Summer for me is sticky, mosquito-bitten, sleepless nights; days of sun-dodging and fan adjusting. Sirens and building alarms punctuate the days and nights, reminding me that I’m in a big city. The herbs I re-potted and set out on the balcony in May have overgrown and wilted from heat and neglect. Summer is not my favorite season.
Friends greet me with, “Sono sudata,” (I’m all sweaty) and do an air kiss version of the kiss on both cheeks. Many friends have simply fled the city for their preferred beach location.
I probably should, too, though not to the beach. In addition to the physical suffering of summer, Italy’s beaches are now crowded and have other sufferings to add: sunburn, sand that gets into everything, and that itch of salt dried onto the skin after a swim, which requires another shower.
I remember being a little girl, no more than five years old, looking out on the Texas prairie. The sight inspired one thought in me: “I’ve gotta get outta here!” The first time I saw a mountain, I was in love. I could imagine myself singing and spinning on the mountain like Julie Andrews.
These days I dream of a cool mountain getaway with Switzerland just a tantalizing hour away. At the same time, the combination of heat and lack of sleep have drained all the energy to look for a place. So I sit listlessly scrolling Facebook, asserting my right to complain about the heat since, unlike most of my fellow Americans, I don’t have air conditioning.

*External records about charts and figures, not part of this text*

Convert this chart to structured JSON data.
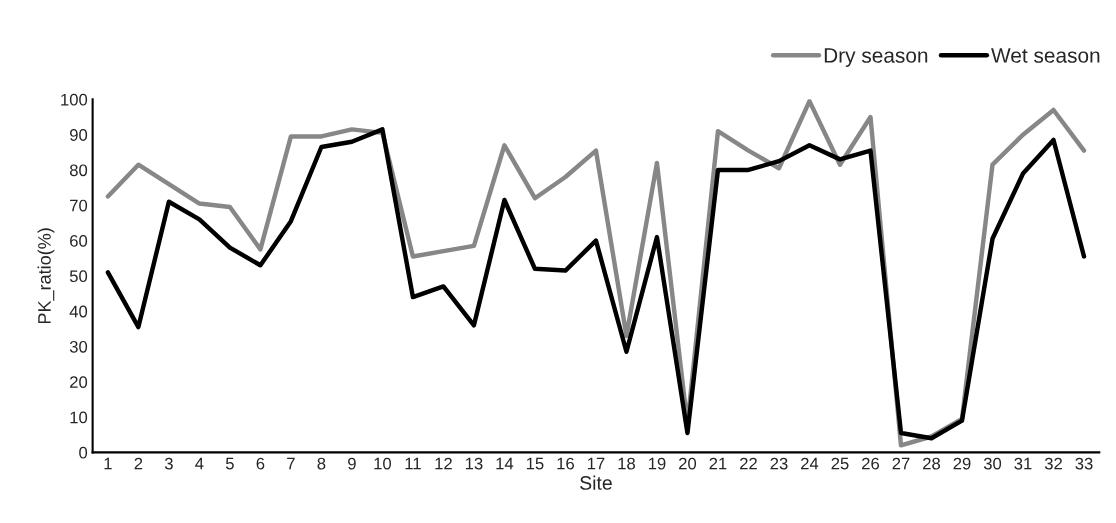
{
  "chart_data": {
    "type": "line",
    "xlabel": "Site",
    "ylabel": "PK_ratio(%)",
    "categories": [
      "1",
      "2",
      "3",
      "4",
      "5",
      "6",
      "7",
      "8",
      "9",
      "10",
      "11",
      "12",
      "13",
      "14",
      "15",
      "16",
      "17",
      "18",
      "19",
      "20",
      "21",
      "22",
      "23",
      "24",
      "25",
      "26",
      "27",
      "28",
      "29",
      "30",
      "31",
      "32",
      "33"
    ],
    "series": [
      {
        "name": "Dry season",
        "color": "#878787",
        "values": [
          72.5,
          81.5,
          76,
          70.5,
          69.5,
          57.5,
          89.5,
          89.5,
          91.5,
          90.5,
          55.5,
          57,
          58.5,
          87,
          72,
          78,
          85.5,
          33,
          82,
          8,
          91,
          85.5,
          80.5,
          99.5,
          81.5,
          95,
          2,
          4.5,
          9.5,
          81.5,
          90,
          97,
          85.5
        ]
      },
      {
        "name": "Wet season",
        "color": "#000000",
        "values": [
          51,
          35.5,
          71,
          66,
          58,
          53,
          65.5,
          86.5,
          88,
          91.5,
          44,
          47,
          36,
          71.5,
          52,
          51.5,
          60,
          28.5,
          61,
          5.5,
          80,
          80,
          82.5,
          87,
          83,
          85.5,
          5.5,
          4,
          9,
          60.5,
          79,
          88.5,
          55.5
        ]
      }
    ],
    "ylim": [
      0,
      100
    ],
    "yticks": [
      0,
      10,
      20,
      30,
      40,
      50,
      60,
      70,
      80,
      90,
      100
    ],
    "grid": false,
    "legend": "top right",
    "marker": "none",
    "line_style": "solid"
  }
}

Two things have arisen to save summer for me: the visit of my son, Tim, and spending my time editing my new book. In my last post I wrote about the pleasure of having Tim here (see Talk Italy!). So today I want to focus on the pleasure of editing. It is a process that I really enjoy. The editing process appeals to the logical, orderly right side of my brain, and I don’t mind editing for others, either. Honestly, there is an element of OCD there for me.

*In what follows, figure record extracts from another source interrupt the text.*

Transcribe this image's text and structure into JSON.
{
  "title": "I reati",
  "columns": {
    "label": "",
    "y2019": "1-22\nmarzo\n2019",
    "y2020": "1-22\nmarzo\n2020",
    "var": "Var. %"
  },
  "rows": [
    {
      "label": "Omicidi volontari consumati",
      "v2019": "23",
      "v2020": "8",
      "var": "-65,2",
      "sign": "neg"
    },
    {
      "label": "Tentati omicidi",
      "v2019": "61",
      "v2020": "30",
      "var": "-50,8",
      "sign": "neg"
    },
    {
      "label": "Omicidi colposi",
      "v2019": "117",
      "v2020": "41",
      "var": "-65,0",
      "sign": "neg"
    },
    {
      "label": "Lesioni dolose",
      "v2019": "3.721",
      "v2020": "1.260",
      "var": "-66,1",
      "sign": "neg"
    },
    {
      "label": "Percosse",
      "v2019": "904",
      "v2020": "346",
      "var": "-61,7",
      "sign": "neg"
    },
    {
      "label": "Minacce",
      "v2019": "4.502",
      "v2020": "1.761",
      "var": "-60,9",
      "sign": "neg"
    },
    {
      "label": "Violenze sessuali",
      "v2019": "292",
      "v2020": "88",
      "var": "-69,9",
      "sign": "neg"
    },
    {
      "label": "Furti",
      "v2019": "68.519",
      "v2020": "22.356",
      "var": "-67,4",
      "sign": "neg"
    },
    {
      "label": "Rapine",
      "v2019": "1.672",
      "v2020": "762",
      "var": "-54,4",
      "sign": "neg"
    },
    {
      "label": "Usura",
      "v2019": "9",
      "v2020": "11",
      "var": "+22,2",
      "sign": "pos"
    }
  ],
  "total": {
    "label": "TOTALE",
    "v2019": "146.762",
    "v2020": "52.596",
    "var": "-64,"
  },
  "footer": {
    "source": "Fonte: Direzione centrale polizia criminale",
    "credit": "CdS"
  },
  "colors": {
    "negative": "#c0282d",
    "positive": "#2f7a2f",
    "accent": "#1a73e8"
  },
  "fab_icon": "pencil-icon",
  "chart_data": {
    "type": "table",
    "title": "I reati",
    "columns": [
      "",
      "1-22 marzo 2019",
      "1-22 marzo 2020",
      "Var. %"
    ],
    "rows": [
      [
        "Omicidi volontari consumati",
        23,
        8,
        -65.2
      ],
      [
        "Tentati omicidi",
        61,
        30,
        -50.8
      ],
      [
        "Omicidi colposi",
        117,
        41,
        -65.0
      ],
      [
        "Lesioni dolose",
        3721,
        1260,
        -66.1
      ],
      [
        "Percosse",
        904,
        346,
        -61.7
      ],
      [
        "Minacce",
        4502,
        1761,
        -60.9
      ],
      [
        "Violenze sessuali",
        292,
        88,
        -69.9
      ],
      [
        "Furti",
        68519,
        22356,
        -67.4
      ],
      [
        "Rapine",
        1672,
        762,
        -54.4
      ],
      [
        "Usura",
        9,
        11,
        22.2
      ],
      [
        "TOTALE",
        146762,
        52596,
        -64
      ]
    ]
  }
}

Editing also requires me to re-visit things I wrote about months ago. I love re-living those moments with all the humor and fun of the original. It’s like looking through a photo album, only better because each memory is lovingly re-touched. There’s nobody to point out the photoshopping because it more or less matches how others remember the event. Each time the memory is re-told, new embellishments add shine to the event. Old embellishments are tweaked and the event becomes more beautiful in memory than it probably was in the first place. Truth remains true, and God’s presence is the central truth of all the beautiful, fun, amazing, and wonderful things that happen in my life. My sunny point of view holds all the rest of the details in the best light possible. That is the art of writing autobiographical non-fiction, or as I prefer to think of it: my life after God’s total life makeover. God is good!

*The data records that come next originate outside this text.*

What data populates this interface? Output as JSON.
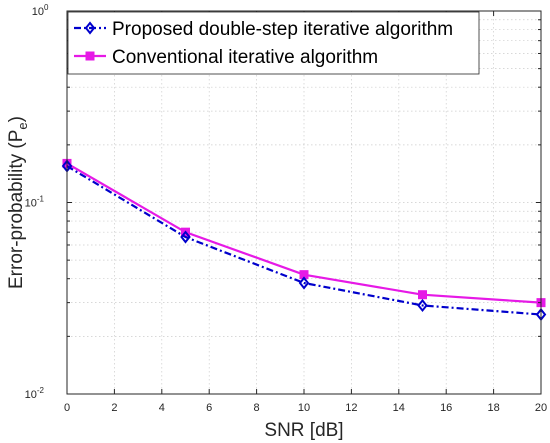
{
  "chart_data": {
    "type": "line",
    "title": "",
    "xlabel": "SNR [dB]",
    "ylabel_main": "Error-probability (P",
    "ylabel_sub": "e",
    "ylabel_close": ")",
    "xlim": [
      0,
      20
    ],
    "ylim": [
      0.01,
      1
    ],
    "yscale": "log",
    "grid": true,
    "legend_position": "top-left",
    "x_ticks": [
      0,
      2,
      4,
      6,
      8,
      10,
      12,
      14,
      16,
      18,
      20
    ],
    "y_tick_labels": [
      {
        "value": 0.01,
        "base": "10",
        "exp": "-2"
      },
      {
        "value": 0.1,
        "base": "10",
        "exp": "-1"
      },
      {
        "value": 1,
        "base": "10",
        "exp": "0"
      }
    ],
    "series": [
      {
        "name": "Proposed double-step iterative algorithm",
        "color": "#0000cc",
        "marker": "diamond",
        "line_style": "dash-dot",
        "x": [
          0,
          5,
          10,
          15,
          20
        ],
        "y": [
          0.155,
          0.066,
          0.038,
          0.029,
          0.026
        ]
      },
      {
        "name": "Conventional iterative algorithm",
        "color": "#e619e6",
        "marker": "square",
        "line_style": "solid",
        "x": [
          0,
          5,
          10,
          15,
          20
        ],
        "y": [
          0.16,
          0.07,
          0.042,
          0.033,
          0.03
        ]
      }
    ]
  }
}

 OCD stands for Obsessive-Compulsive Disorder, defined by Psychology Today as: “. . . an anxiety disorder in which people have unwanted and repeated thoughts, feelings, ideas, sensations (obsessions), or behaviors that make them feel driven to do something (compulsions).Often the person carries out the behaviors to get rid of the obsessive thoughts, but this only provides temporary relief. Not performing the obsessive rituals can cause great anxiety. A person’s level of OCD can be anywhere from mild to severe, but if severe and left untreated, it can destroy a person’s capacity to function at work, at school or even to lead a comfortable existence in the home.” https://www.psychologytoday.com/conditions/obsessive-compulsive-disorder
Clearly, I don’t have full-blown OCD, but to one extent or another, many of us do feel a need to put things into some kind of logical order. For me, that need most often arises with writing.